Recommended listening

The Way we were (1974)

Essentially a hotchpot of recordings spanning a three year period, Streisand’s second number one album remains as soothing an aural experience – more than forty years on – as it did on its day of release.

A pity therefore, that the album’s opener “Being At War With Each Other,” should feature an intro motif that outstays its welcome by more than 30 seconds.

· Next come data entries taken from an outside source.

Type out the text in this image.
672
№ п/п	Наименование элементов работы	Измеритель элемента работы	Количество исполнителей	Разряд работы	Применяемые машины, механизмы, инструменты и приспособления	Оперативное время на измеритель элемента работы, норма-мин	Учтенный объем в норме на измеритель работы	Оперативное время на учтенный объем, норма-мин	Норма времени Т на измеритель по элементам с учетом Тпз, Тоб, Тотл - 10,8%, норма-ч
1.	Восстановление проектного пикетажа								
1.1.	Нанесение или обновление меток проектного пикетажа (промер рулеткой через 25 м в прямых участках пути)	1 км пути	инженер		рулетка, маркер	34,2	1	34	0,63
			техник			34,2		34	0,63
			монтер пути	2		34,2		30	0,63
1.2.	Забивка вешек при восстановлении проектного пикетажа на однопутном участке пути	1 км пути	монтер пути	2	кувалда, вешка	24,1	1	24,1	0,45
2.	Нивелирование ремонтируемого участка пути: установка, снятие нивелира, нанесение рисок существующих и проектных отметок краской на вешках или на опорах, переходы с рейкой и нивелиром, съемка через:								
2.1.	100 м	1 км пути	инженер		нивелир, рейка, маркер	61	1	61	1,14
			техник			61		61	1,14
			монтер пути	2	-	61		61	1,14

When La Streisand is finally allowed to sing, she wrings forth every nuance of Carole King’s paean to a troubled relationship, adding a sheen of humanitarian empathy to the lyrics: “Everyone comes from one father one mother/So why do we complicate our lives so much/By being at war with each other.”

A further brace of numbers from the December ’73 sessions – Paul Simon’s “Something so right,” and Stevie Wonder’s “All In Love Is Fair,” are masterful cover versions, suitably embuing the album with a contemporaneous feel that belies the age of the accompanying material, most of the material having been recorded three years earlier for an aborted album project called ‘The Singer.’

Elsewhere, the Brooklyn born girl is a trifle restrained on Legrand’s “Summer Me, Winter Me” but suitably intoxicating on Ron Miller and Tom Baird’s “I’ve Never Been a Woman Before.” The title track – a #1 hit on the Billboard Hot 100 chart and the top selling US single of the year, is presented on the remastered CD edition in two forms, the original studio cut and the film soundtrack version, and whilst the end product should have been spotty and uneven, the album remains undeniably a cohesive and consistent release.